Purpose: : Delta-like ligand 4 (Dll4) plays a crucial role in angiogenesis. However, the specific effect of Dll4 on choroidal neovascularization (CNV) is unclear. The aim of this study was to investigate the influence of Dll4 on CNV angiogenesis via HIF-1α-VEGF signaling.

Methods: : RF/6A cells, an immortalized choroid-retinal endothelial cell line, were used to establish a chemically-induced hypoxia model. Real-time RT-PCR and Western blotting were used to analyze changes in the expression of Dll4, VEGF and HIF-1α in hypoxic RF/6A cells. RNA interference, immunofluorescence staining, a laser-induced CNV model and intravitreal injection techniques were used to confirm the relationships among these molecules. RF/6A cells were transfected with full-length human Dll4 or a small interfering RNA (SiRNA) targeting Dll4 to modify the different expression status of Dll4. In addition, the Notch inhibitor, gamma secretase inhibitor (GSI), was used to block total Notch-mediated signaling. Finally, RF/6A cells, expressing different levels of Dll4/Notch, were co-cultured with retinal pigment epithelial (RPE) cells under hypoxic conditions to investigate the functional changes in RF/6A cells in response to RPE cell stimuli.

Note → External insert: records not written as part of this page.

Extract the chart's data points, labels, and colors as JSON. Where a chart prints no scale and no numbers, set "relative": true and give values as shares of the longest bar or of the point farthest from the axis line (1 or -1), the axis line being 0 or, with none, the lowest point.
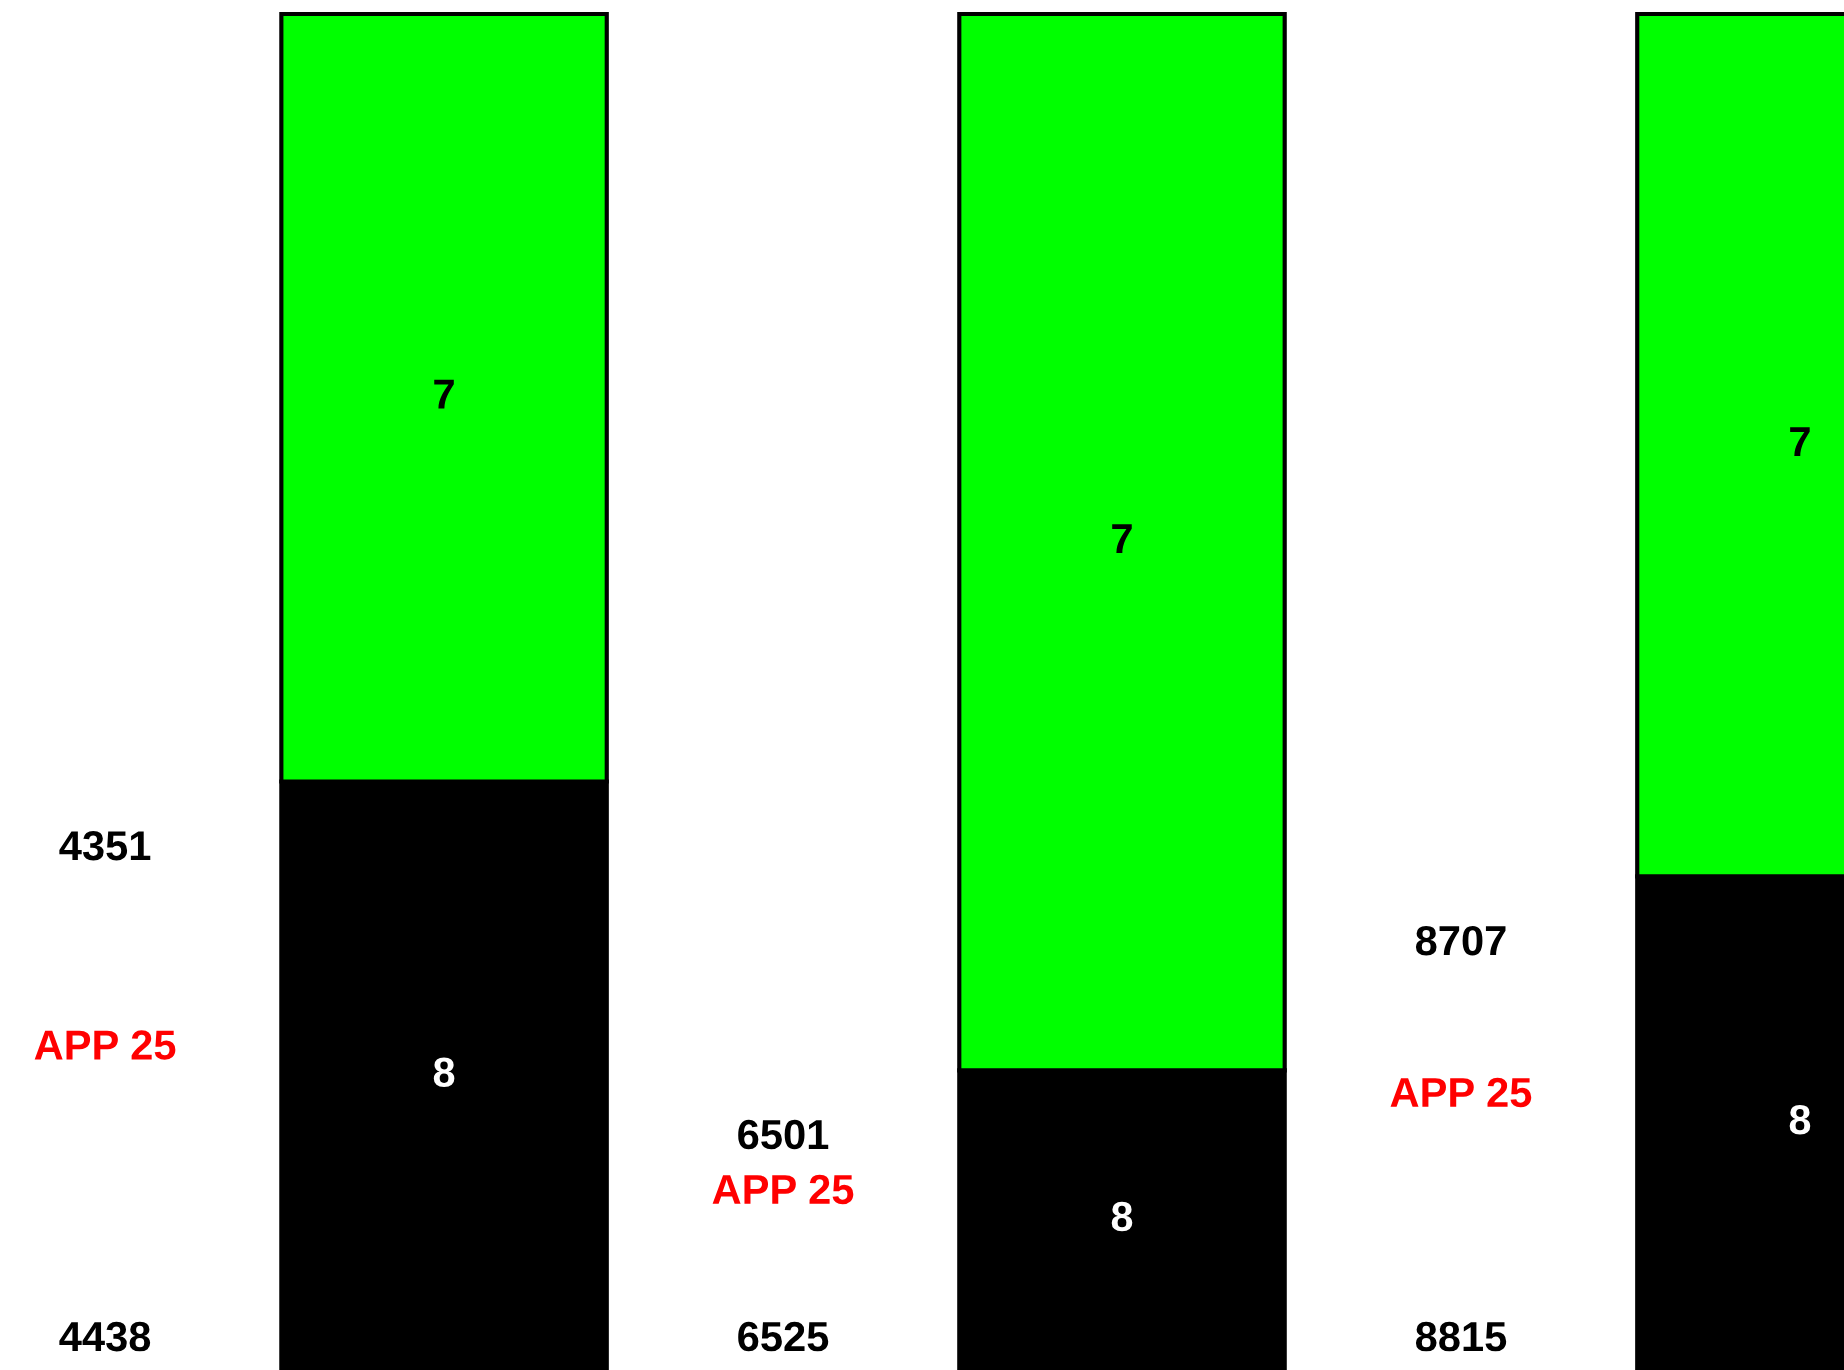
{
  "chart_data": {
    "type": "bar",
    "stacked": true,
    "relative": true,
    "categories": [
      null,
      null,
      null
    ],
    "series": [
      {
        "color": "#000000",
        "values": [
          0.434,
          0.221,
          0.364
        ]
      },
      {
        "color": "#00ff00",
        "values": [
          0.566,
          0.779,
          0.636
        ]
      }
    ],
    "annotations": [
      "4351",
      "APP 25",
      "4438",
      "8",
      "7",
      "6501",
      "APP 25",
      "6525",
      "8",
      "7",
      "8707",
      "APP 25",
      "8815",
      "8",
      "7"
    ],
    "legend": false
  }
}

Results: : The Dll4 mRNA and protein expressions increased significantly in a time-dependent manner responded to CoCl₂ induced hypoxia in RF/6A cells, whose upregulation was mediated by HIF-1α-VEGF signaling. Results from the co-culture system showed that the enhancement of Dll4 expression in RF/6A cells led to significantly faster proliferation and stronger tube forming ability, but inhibited cell invasion, while siRNA-mediated Dll4 silencing had the opposite effect. Pharmacological disruption of Notch signaling using GSI produced a similar, but not identical effect, to that caused by the Dll4 siRNA. Dll4 inhibition abolished the invasion of RF/6A cells across a monolayer of RPE cells in a hypoxic environment. In addition, the expression of several key molecules involved in the angiogenesis of CNV, including VEGFR1, VEGFR2, EphrinB2 and EphB4, was altered in RF/6A cells showing constitutively active Dll4 expression.

Conclusions: : Dll4 is an important vascular regulator in CNV angiogenesis, which appears to be regulated by HIF-1α and VEGF during the progression of CNV under hypoxic conditions. Targeting Dll4/Notch signaling could be an innovative treatment strategy for anti-angiogenesis in ocular diseases.